Álvaro Mutis
(Bogotá, Colombia 1923 - México D.F., 2013)
Intermedio en Querétaro
Originalmente publicado en Novedades (24 de julio de 1982);
La muerte del estratega: narraciones, prosas, y ensayos
[Algunos textos periodísticos]
(México : Fondo de Cultura Económica, 1988, 214 págs.); Estación México. Notas 1943-2000
Compilación y edición de Santiago Mutis Durán
(Barcelona: Taurus, 2011, págs. 56-57)
Para Francisco Cervantes
El canto gozoso, insistente, casi sensual de las mirlas lo fue sacando lentamente del profundo sueño en el que había caído poco después de medianoche. Mientras remontaba hacia el despertar, pensó que estaba en Cuernavaca. Un despertar más entre el denso perfume del jardín. El murmullo sosegado del agua en las acequias como en Granada, que lo deslumbró en su juventud lejos de la amarga pesadilla, del agobiante luchar, sin sentido, contra el imposible sueño de un imperio mirífico. Dio vuelta en su lecho, todavía sumergido a medias en el tibio letargo acogedor. La dureza de las tablas, un fuerte olor a establo, a moho, a insecto en descomposición, el tintineo de un sable, el golpe de una culata contra el enlosado del patio, lo arrancaron bruscamente del placentero duermevela.
No hizo ningún movimiento y, despierto ya, en plena conciencia de que comenzaba su último día en este mundo, se quedó extendido sobre el incómodo jergón. Las mirlas seguían su canto que celebraba el renovado asombro del día. Por primera vez, tras muchos meses de indecisión angustiosa, de estéril combate contra las fuerzas que aún lo ataban a sus ambiciones fatalmente encauzadas y a su utópico apegarse al imposible espejismo de un imperio americano, sintió que una gran tranquilidad, una serenidad casi lindante con la dicha, se apoderaba de él y le permitía ver, por fin, la larga y agobiante cadena de engaños, de voluntario rechazo de las más elocuentes advertencias, de los más aciagos signos, que había atado su destino y dominado los últimos cinco años de su vida. Qué largo error, qué evidente y fatal desvío de las mejores condiciones de su inteligencia. Quiso pensar cuándo había comenzado aquello y la vana inutilidad de tal examen se le presentó con dolorosa elocuencia.
Las ruedas de un coche entrando en el patio y el repicar de una campanilla le indicaron la llegada del sacerdote para celebrar la misa.

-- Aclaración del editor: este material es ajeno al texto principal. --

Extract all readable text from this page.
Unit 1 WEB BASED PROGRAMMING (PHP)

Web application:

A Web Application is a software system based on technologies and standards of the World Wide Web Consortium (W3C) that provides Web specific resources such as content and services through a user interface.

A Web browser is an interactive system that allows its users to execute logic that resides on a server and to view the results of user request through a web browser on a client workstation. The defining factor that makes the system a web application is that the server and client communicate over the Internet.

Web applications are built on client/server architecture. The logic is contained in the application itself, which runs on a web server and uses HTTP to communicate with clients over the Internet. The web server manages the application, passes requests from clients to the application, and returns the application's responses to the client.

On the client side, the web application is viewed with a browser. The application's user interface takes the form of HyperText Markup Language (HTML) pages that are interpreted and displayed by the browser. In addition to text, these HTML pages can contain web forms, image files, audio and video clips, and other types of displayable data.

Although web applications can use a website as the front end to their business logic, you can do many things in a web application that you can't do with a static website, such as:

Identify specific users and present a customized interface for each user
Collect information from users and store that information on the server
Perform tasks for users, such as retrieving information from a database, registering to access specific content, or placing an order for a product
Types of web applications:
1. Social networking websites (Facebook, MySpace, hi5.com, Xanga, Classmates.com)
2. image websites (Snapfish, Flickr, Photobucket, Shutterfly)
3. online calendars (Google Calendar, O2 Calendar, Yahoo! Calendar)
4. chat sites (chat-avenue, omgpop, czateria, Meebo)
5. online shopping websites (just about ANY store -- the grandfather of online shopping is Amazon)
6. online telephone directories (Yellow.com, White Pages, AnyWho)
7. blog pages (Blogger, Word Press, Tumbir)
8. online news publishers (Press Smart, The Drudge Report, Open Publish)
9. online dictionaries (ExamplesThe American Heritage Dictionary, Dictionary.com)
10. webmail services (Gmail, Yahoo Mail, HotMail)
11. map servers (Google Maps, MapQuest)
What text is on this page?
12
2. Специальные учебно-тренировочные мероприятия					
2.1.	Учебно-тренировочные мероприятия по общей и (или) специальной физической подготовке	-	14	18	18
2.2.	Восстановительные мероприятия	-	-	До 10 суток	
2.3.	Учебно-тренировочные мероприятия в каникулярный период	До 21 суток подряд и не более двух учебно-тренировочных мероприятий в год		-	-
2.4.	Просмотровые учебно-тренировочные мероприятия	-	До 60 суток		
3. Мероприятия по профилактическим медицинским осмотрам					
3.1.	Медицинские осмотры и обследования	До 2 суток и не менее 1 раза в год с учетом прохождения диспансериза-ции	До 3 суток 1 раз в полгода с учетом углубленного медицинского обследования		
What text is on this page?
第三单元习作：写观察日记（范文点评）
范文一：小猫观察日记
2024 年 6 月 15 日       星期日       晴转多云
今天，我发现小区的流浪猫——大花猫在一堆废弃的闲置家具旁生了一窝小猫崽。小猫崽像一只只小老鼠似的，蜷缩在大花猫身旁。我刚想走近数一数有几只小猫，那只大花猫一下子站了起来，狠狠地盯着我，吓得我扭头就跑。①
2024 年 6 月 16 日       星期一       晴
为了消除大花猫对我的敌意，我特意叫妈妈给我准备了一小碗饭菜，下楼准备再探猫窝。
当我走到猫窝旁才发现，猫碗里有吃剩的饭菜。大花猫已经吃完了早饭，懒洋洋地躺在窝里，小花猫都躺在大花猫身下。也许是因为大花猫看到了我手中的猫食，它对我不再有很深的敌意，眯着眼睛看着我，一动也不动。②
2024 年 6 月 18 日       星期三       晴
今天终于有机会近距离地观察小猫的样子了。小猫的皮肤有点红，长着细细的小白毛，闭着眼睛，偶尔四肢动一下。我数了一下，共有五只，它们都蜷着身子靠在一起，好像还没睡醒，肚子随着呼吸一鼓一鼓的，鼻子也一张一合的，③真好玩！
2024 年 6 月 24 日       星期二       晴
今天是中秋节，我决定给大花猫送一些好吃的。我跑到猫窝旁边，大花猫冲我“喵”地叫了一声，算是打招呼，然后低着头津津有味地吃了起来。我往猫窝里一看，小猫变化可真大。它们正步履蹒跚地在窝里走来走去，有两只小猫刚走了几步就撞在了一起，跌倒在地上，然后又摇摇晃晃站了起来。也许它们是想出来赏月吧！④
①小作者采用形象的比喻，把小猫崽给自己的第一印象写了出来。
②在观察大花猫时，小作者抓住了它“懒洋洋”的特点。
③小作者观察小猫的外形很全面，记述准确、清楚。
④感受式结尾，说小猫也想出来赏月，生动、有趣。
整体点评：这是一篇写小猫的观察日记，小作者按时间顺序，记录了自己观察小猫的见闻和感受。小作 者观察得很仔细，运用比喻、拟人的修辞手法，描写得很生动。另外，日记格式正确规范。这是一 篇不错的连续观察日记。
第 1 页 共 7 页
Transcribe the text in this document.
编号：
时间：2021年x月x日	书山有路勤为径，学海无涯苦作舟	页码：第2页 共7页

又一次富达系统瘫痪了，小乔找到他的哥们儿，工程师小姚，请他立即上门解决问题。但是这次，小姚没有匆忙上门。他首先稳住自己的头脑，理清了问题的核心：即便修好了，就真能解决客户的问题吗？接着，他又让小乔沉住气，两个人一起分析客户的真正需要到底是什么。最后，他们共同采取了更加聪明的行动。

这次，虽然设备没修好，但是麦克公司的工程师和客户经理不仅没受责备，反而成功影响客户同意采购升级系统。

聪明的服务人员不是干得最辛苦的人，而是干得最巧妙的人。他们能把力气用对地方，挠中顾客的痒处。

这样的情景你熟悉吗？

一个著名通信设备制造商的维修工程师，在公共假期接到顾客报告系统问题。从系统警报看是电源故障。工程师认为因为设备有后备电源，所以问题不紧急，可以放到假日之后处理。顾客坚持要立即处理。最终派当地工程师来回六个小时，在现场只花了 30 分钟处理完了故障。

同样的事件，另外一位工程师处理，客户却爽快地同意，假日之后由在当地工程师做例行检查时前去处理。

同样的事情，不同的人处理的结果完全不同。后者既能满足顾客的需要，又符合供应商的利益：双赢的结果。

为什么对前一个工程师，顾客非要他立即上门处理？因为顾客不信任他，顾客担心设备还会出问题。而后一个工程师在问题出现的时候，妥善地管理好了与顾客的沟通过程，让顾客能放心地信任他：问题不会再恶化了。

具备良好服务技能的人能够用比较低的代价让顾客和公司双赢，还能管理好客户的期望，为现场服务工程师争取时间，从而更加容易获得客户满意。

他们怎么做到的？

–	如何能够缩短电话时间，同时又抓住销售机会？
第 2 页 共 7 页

Tornó a pensar en Cuernavaca, en el aroma de sus flores, la vasta serenidad del valle en las mañanas de marzo, la cordillera, allá a lo lejos, dibujada con un tono entre violeta y rosa contra el azul límpido del cielo. Cuántas veces le había comentado a su esposa la condición paradisiaca y fuera de este mundo que lo acogía siempre en la pequeña ciudad que había escogido el Conquistador para descansar de sus hazañas incansables. El Conquistador que trabajaba para la gloria de su legendario abuelo, el César Carlos. Desde niño lo había obsesionado el recuerdo, la presencia del más grande de su raza, en quien veía como una representación mítica, casi religiosa de un destino familiar al cual se entregó con obediencia suicida, él, vástago errátil y caduco del soberbio tronco milenario. Ya iba a perderse en uno de esos exámenes de conciencia a los que se daba con una delectación enfermiza y paralizante, cuando se abrió la puerta de la celda. Una sombra erguida le impidió ver el cielo estrellado en todo el esplendor de esa madrugada de junio. Era el sacerdote que venía a escuchar su confesión. Maximiliano se excusó por no estar listo, con esa cortesía tan suya hecha de absoluta sencillez y retenida dignidad. El confesor tornó a salir y el condenado comenzó a vestirse pausadamente. Notó con alguna extrañeza que la tranquilidad del despertar no lo abandonaba; antes bien, se iba afirmando y tomaba, allá, en su interior, el dominio absoluto de su ánimo.
Sonrió vagamente al darse cuenta que hacía más de dos años no se vestía de civil.